Intro to R

Steph Locke

2017-04-20

Objective

Learn about R and do useful day-job stuff with it

Sub-objectives

  • Install R
  • Connect to database using RODBC
  • Manipulate and summarise data using data.table
  • Visualise your data using ggplot2
  • Present your data using rmarkdown and knitr
  • Produce a report using shiny

Steph Locke

github.com/StephLocke | itsalocke.com | T: SteffLocke

Scenario

Pointy Haired Boss

I’ve heard about this new thing called R. Apparently everyone’s using it so we need to. Make me something using it, by tomorrow!

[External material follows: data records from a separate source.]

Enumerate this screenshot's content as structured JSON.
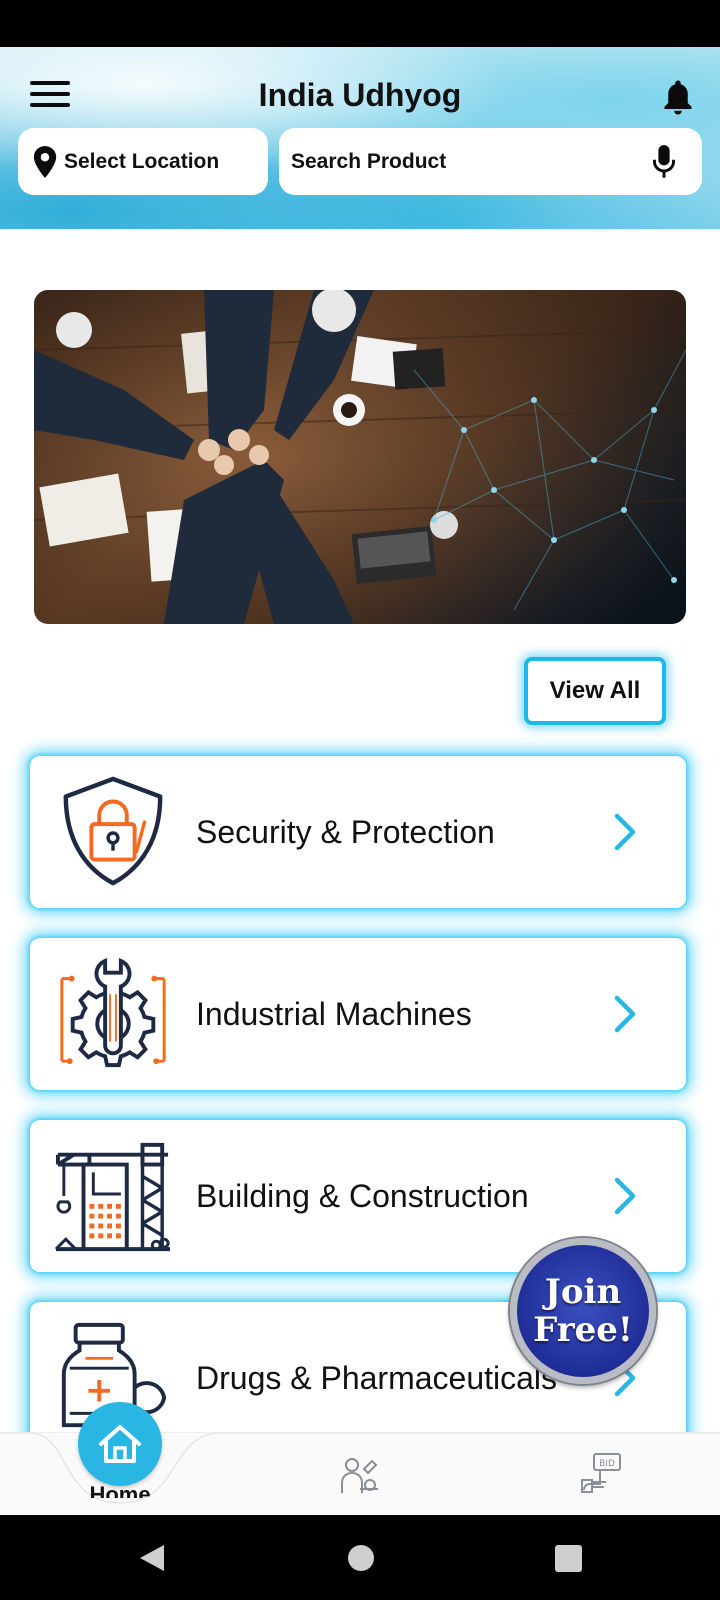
{
  "header": {
    "title": "India Udhyog",
    "location_label": "Select Location",
    "search_placeholder": "Search Product"
  },
  "banner": {
    "alt": ""
  },
  "view_all_label": "View All",
  "categories": [
    {
      "label": "Security & Protection",
      "icon": "security-shield-lock-icon"
    },
    {
      "label": "Industrial Machines",
      "icon": "gear-wrench-icon"
    },
    {
      "label": "Building & Construction",
      "icon": "building-crane-icon"
    },
    {
      "label": "Drugs & Pharmaceuticals",
      "icon": "medicine-bottle-icon"
    }
  ],
  "join_free": {
    "line1": "Join",
    "line2": "Free!"
  },
  "bottom_nav": {
    "home_label": "Home",
    "items": [
      "home-icon",
      "expert-icon",
      "bid-icon"
    ]
  },
  "colors": {
    "accent": "#29b6e3",
    "glow": "#2dc8f5",
    "icon_navy": "#1e2a44",
    "icon_orange": "#f26b21",
    "join_blue": "#1f2e96"
  }
}
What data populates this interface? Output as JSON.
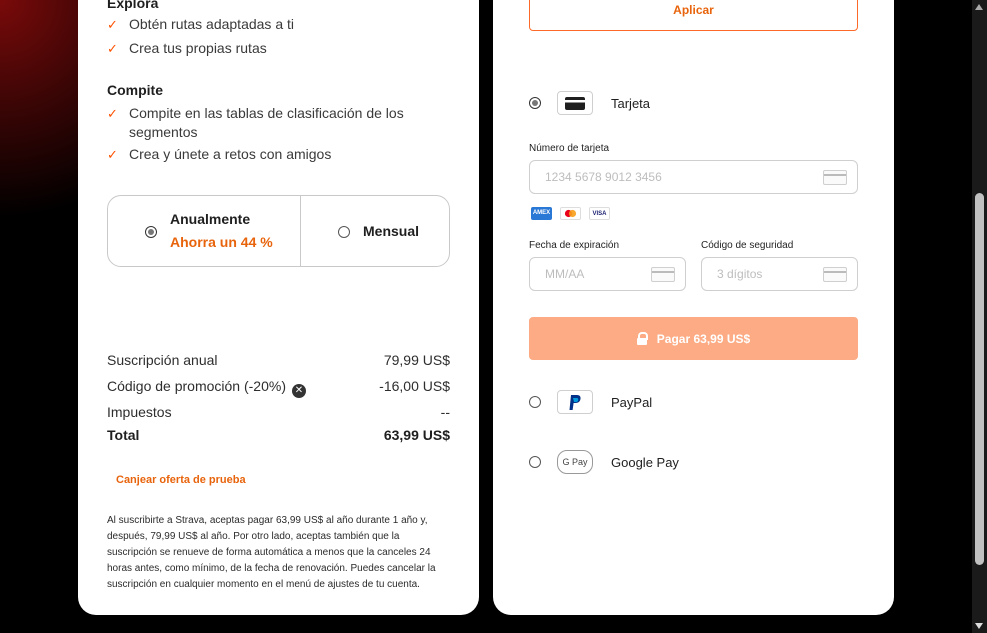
{
  "features": {
    "explore_heading": "Explora",
    "explore_items": [
      "Obtén rutas adaptadas a ti",
      "Crea tus propias rutas"
    ],
    "compete_heading": "Compite",
    "compete_items": [
      "Compite en las tablas de clasificación de los segmentos",
      "Crea y únete a retos con amigos"
    ]
  },
  "plans": {
    "annual_label": "Anualmente",
    "annual_savings": "Ahorra un 44 %",
    "monthly_label": "Mensual",
    "selected": "annual"
  },
  "summary": {
    "annual_label": "Suscripción anual",
    "annual_value": "79,99 US$",
    "promo_label": "Código de promoción (-20%)",
    "promo_value": "-16,00 US$",
    "tax_label": "Impuestos",
    "tax_value": "--",
    "total_label": "Total",
    "total_value": "63,99 US$"
  },
  "trial_link": "Canjear oferta de prueba",
  "legal_text": "Al suscribirte a Strava, aceptas pagar 63,99 US$ al año durante 1 año y, después, 79,99 US$ al año. Por otro lado, aceptas también que la suscripción se renueve de forma automática a menos que la canceles 24 horas antes, como mínimo, de la fecha de renovación. Puedes cancelar la suscripción en cualquier momento en el menú de ajustes de tu cuenta.",
  "payment": {
    "apply_label": "Aplicar",
    "card_label": "Tarjeta",
    "card_number_label": "Número de tarjeta",
    "card_number_placeholder": "1234 5678 9012 3456",
    "brands": [
      "AMEX",
      "mastercard",
      "VISA"
    ],
    "expiry_label": "Fecha de expiración",
    "expiry_placeholder": "MM/AA",
    "cvc_label": "Código de seguridad",
    "cvc_placeholder": "3 dígitos",
    "pay_label": "Pagar 63,99 US$",
    "paypal_label": "PayPal",
    "gpay_label": "Google Pay",
    "gpay_icon_text": "G Pay",
    "selected_method": "card"
  },
  "colors": {
    "accent": "#fc5200",
    "accent_text": "#e8640c",
    "pay_button_disabled": "#fcab84"
  }
}
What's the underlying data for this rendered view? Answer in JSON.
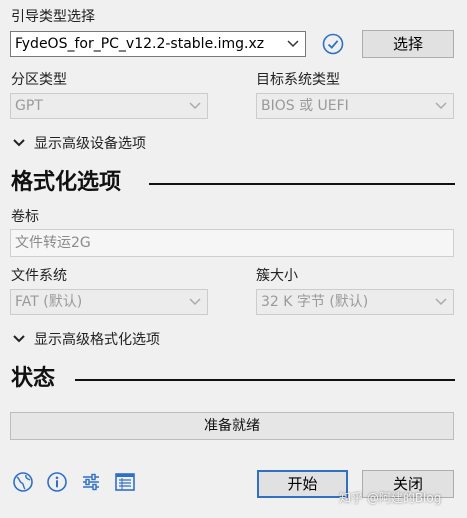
{
  "boot": {
    "label": "引导类型选择",
    "image_value": "FydeOS_for_PC_v12.2-stable.img.xz",
    "select_button": "选择"
  },
  "partition": {
    "label": "分区类型",
    "value": "GPT"
  },
  "target": {
    "label": "目标系统类型",
    "value": "BIOS 或 UEFI"
  },
  "advanced_device": "显示高级设备选项",
  "format": {
    "title": "格式化选项",
    "volume_label": "卷标",
    "volume_value": "文件转运2G",
    "fs_label": "文件系统",
    "fs_value": "FAT (默认)",
    "cluster_label": "簇大小",
    "cluster_value": "32 K 字节 (默认)",
    "advanced_format": "显示高级格式化选项"
  },
  "status": {
    "title": "状态",
    "progress_text": "准备就绪"
  },
  "actions": {
    "start": "开始",
    "close": "关闭"
  },
  "watermark": "知乎 @阿建的Blog",
  "icons": [
    "globe-icon",
    "info-icon",
    "settings-sliders-icon",
    "log-icon",
    "check-circle-icon",
    "chevron-down-icon",
    "expand-triangle-icon"
  ],
  "colors": {
    "accent": "#2f70c5",
    "background": "#f0f0f0"
  }
}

Step 1: Google “What is R?”

I Google frantically and find out…

  • R (birthed out of S) has been around for ages
  • Has massively increased in popularity
  • Lots of big players like SAP, TIBCO, and Oracle have implemented it
  • Microsoft are catching up quick!
  • It’s statistician heaven
  • It produces very pretty charts
  • Huh, you can make XKCD cartoons in it?

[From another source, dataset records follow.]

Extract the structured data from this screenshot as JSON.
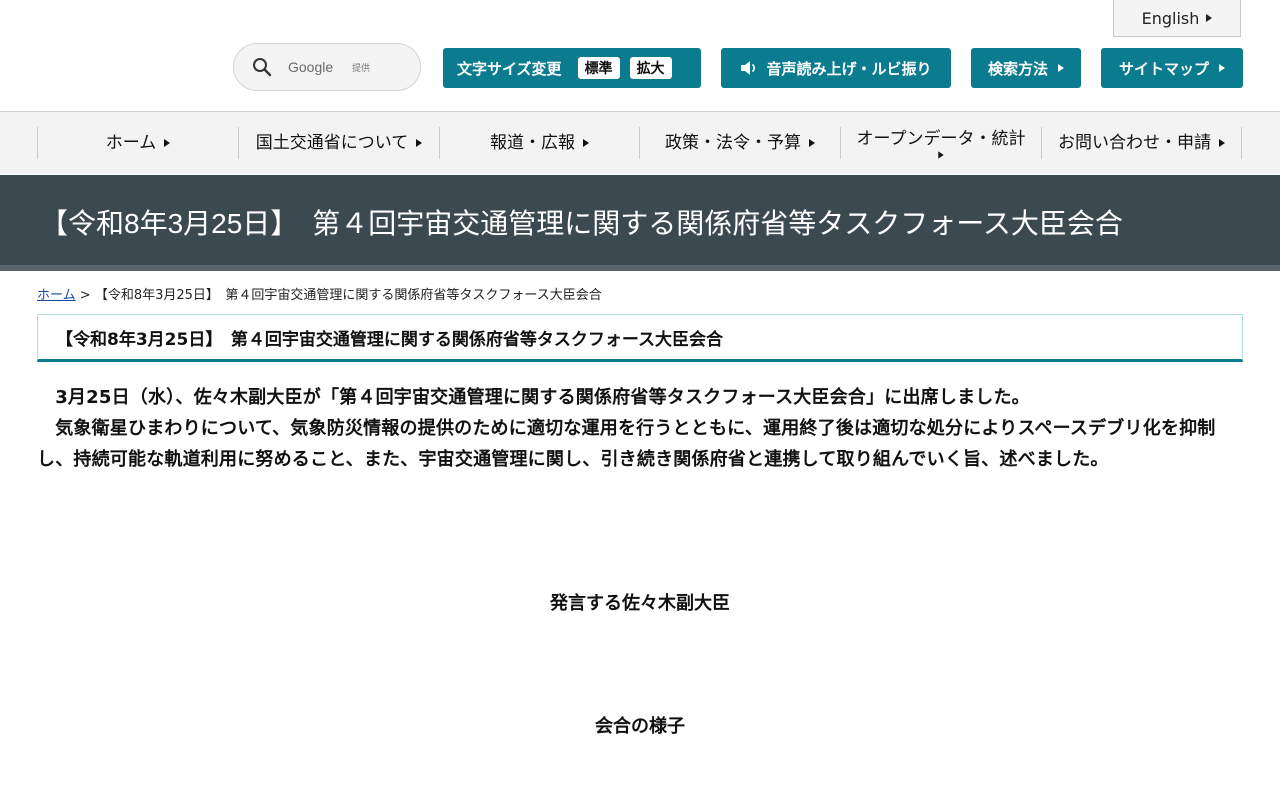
{
  "header": {
    "english_label": "English",
    "search": {
      "placeholder": "Google",
      "provider_suffix": "提供"
    },
    "font_size": {
      "label": "文字サイズ変更",
      "options": [
        "標準",
        "拡大"
      ]
    },
    "voice_label": "音声読み上げ・ルビ振り",
    "search_method_label": "検索方法",
    "sitemap_label": "サイトマップ",
    "accent_color": "#0b7b8f"
  },
  "nav": {
    "items": [
      {
        "label": "ホーム"
      },
      {
        "label": "国土交通省について"
      },
      {
        "label": "報道・広報"
      },
      {
        "label": "政策・法令・予算"
      },
      {
        "label": "オープンデータ・統計"
      },
      {
        "label": "お問い合わせ・申請"
      }
    ]
  },
  "page": {
    "title": "【令和8年3月25日】　第４回宇宙交通管理に関する関係府省等タスクフォース大臣会合",
    "breadcrumb": {
      "home": "ホーム",
      "separator": ">",
      "current": "【令和8年3月25日】　第４回宇宙交通管理に関する関係府省等タスクフォース大臣会合"
    },
    "heading": "【令和8年3月25日】　第４回宇宙交通管理に関する関係府省等タスクフォース大臣会合",
    "paragraphs": [
      "　3月25日（水）、佐々木副大臣が「第４回宇宙交通管理に関する関係府省等タスクフォース大臣会合」に出席しました。",
      "　気象衛星ひまわりについて、気象防災情報の提供のために適切な運用を行うとともに、運用終了後は適切な処分によりスペースデブリ化を抑制し、持続可能な軌道利用に努めること、また、宇宙交通管理に関し、引き続き関係府省と連携して取り組んでいく旨、述べました。"
    ],
    "captions": [
      "発言する佐々木副大臣",
      "会合の様子"
    ]
  }
}
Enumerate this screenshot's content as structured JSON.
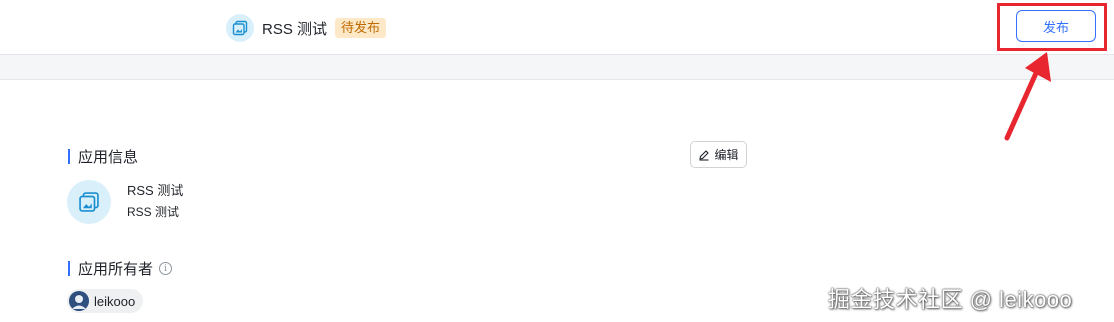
{
  "header": {
    "app_title": "RSS 测试",
    "status_badge": "待发布",
    "publish_label": "发布"
  },
  "app_info": {
    "section_title": "应用信息",
    "edit_label": "编辑",
    "app_name": "RSS 测试",
    "app_description": "RSS 测试"
  },
  "owner": {
    "section_title": "应用所有者",
    "info_glyph": "i",
    "name": "leikooo"
  },
  "watermark": "掘金技术社区 @ leikooo",
  "colors": {
    "accent": "#3370ff",
    "badge_bg": "#fde9c8",
    "badge_text": "#c06a00",
    "annotation_red": "#e8262f",
    "icon_bg": "#d9f0fb"
  },
  "icons": {
    "app_icon": "app-image-icon",
    "edit_icon": "pencil-icon",
    "info_icon": "info-icon",
    "annotation": "red-arrow"
  }
}
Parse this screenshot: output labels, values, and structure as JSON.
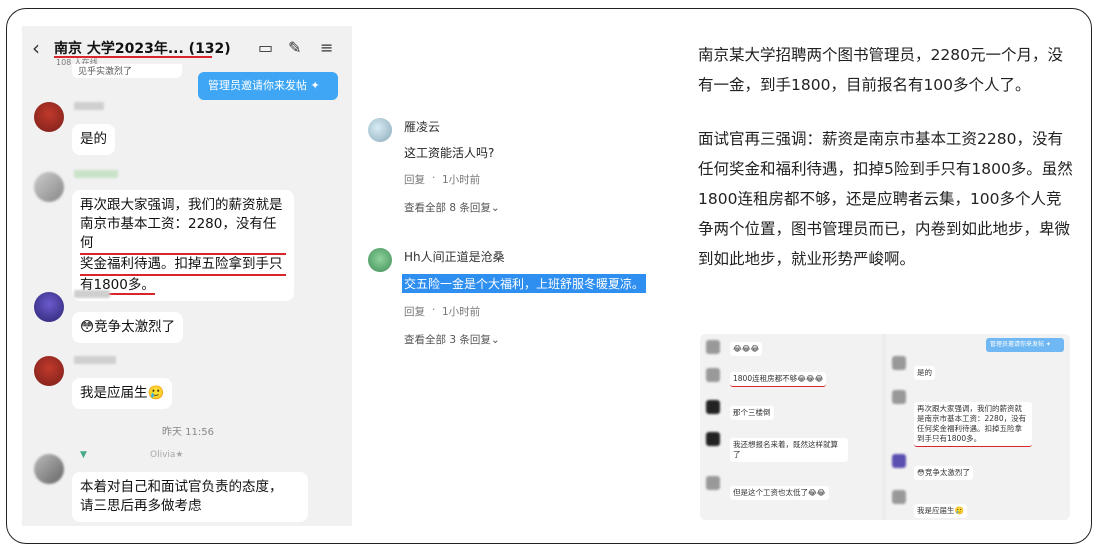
{
  "chat": {
    "group_title": "南京     大学2023年...  (132)",
    "members": "108 人在线",
    "cut_message": "见乎实激烈了",
    "admin_tip": "管理员邀请你来发帖 ✦",
    "msg1": "是的",
    "msg2_line1": "再次跟大家强调，我们的薪资就是",
    "msg2_line2": "南京市基本工资：2280，没有任何",
    "msg2_line3": "奖金福利待遇。扣掉五险拿到手只",
    "msg2_line4": "有1800多。",
    "msg3": "😳竞争太激烈了",
    "msg4": "我是应届生🥲",
    "time": "昨天 11:56",
    "last_name": "Olivia★",
    "msg5_line1": "本着对自己和面试官负责的态度，",
    "msg5_line2": "请三思后再多做考虑"
  },
  "comments": [
    {
      "name": "雁凌云",
      "text": "这工资能活人吗?",
      "reply": "回复",
      "time": "1小时前",
      "more": "查看全部 8 条回复⌄"
    },
    {
      "name": "Hh人间正道是沧桑",
      "text": "交五险一金是个大福利，上班舒服冬暖夏凉。",
      "reply": "回复",
      "time": "1小时前",
      "more": "查看全部 3 条回复⌄"
    }
  ],
  "article": {
    "p1": "南京某大学招聘两个图书管理员，2280元一个月，没有一金，到手1800，目前报名有100多个人了。",
    "p2": "面试官再三强调：薪资是南京市基本工资2280，没有任何奖金和福利待遇，扣掉5险到手只有1800多。虽然1800连租房都不够，还是应聘者云集，100多个人竞争两个位置，图书管理员而已，内卷到如此地步，卑微到如此地步，就业形势严峻啊。"
  },
  "thumb": {
    "left_msgs": [
      "😂😂😂",
      "1800连租房都不够😂😂😂",
      "那个三楼倒",
      "我还想报名来着，既然这样就算了",
      "但是这个工资也太低了😂😂"
    ],
    "tip": "管理员邀请你来发帖 ✦",
    "right_msgs": [
      "是的",
      "再次跟大家强调，我们的薪资就是南京市基本工资：2280，没有任何奖金福利待遇。扣掉五险拿到手只有1800多。",
      "😳竞争太激烈了",
      "我是应届生🥲"
    ]
  }
}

Eep, but I’m not a stats bod or a programmer, what will I do? Do my usual stuff, but swisher!

Step 2: Get R installed

OK, I need to get this thing called R installed on my laptop!

  • Install R from r-project.org myself
  • Jump on IT’s desk until they install Rstudio via Rstudio.com for me
  • Use R to nab some useful packages
install.packages(c(
  "RODBC",      # Database access
  "data.table", # Table manipulation
  "ggplot2",    # Charting
  "scales",     # Scale manipulations
  "rmarkdown",  # Presentation writing
  "knitr",      # Presentation production
  "shiny"       # Reporting
  ))

Step 3: Connect to the database

I’ll report on global bike sales from our company’s database

Establishing a connection

# Getting data
library("RODBC")

# Manipulating data
library("data.table")

# Build a connection to the DB for reuse
# Driver names can vary eg 
# {ODBC Driver 11 for SQL Server}
azure <- odbcDriverConnect(
          "Driver={SQL Server Native Client 11.0};
          Server=mhknbn2kdz.database.windows.net;
          Database=AdventureWorks2012;
          Uid=sqlfamily;
          Pwd=sqlf@m1ly;")

Getting our starting data

Order    <- data.table( sqlQuery( azure, 
         "SELECT * FROM [Sales].[SalesOrderHeader]"))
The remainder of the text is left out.